The idea: Be Food Smart
In collaboration with: OgilvyOne / MEC / M&C Saatchi / Freud Communications / Carat and Kantar
Wet wipes. Cotton buds. Make-up pads. Cooking fat.
Put them down the loo, or the sink, and you could have a blockage on your hands. Worse still, that blockage can force sewage back into your home.
Lack of awareness means this is a growing problem – 55,000 Thames Water customers are now affected every year, with 7,000 experiencing sewage backing up into their homes and gardens. Blockages also cause road closures, street flooding and polluted watercourses. All this adds about £12 million to customers’ bills every year.
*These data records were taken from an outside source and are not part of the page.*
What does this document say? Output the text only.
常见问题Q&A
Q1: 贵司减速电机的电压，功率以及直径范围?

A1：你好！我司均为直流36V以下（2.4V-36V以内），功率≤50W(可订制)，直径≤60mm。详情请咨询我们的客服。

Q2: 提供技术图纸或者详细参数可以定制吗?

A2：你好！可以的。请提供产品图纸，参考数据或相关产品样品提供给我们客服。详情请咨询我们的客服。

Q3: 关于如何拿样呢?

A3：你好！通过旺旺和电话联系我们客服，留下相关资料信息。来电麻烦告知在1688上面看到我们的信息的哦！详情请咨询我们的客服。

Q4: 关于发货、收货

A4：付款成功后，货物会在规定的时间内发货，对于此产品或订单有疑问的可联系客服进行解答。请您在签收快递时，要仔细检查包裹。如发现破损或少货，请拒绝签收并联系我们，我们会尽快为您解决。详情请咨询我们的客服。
London and the Thames Valley are amongst the worst affected areas. So our challenge was to raise awareness of the problem and get Thames Water customers to change their pipe-clogging ways.
Small actions can have big consequences
Flushing a cotton bud down the loo may seem insignificant, but the collective result of lots of people believing it’s okay is anything but. Fortunately, a small change in behaviour is all that’s required to prevent the problem in the first place. The small behavioural change we’re talking about is getting Thames Water customers to use the bin. And that’s what led us to ‘Bin it – don’t block it’.
To change behaviour we needed to explain what actually happens when a pipe becomes blocked. There’s a sequence of events that starts with flushing the wrong things away and ends with a flooded home. So our campaign was designed to explain this ‘cause and effect’.
We created a range of executions that dramatise the dire consequences that can grow from seemingly innocuous actions
Awareness of the problem was delivered via posters in targeted postcodes. Digital display advertising on the Google Display Network and Facebook reached households in key hotspots and drove traffic to a campaign microsite that explained how to avoid blockages.
Direct mail was sent to over 260,000 households in our highest-risk areas. Our mailer not only provided helpful information, but included a free fat trap as well, to aid the correct disposal of cooking fat.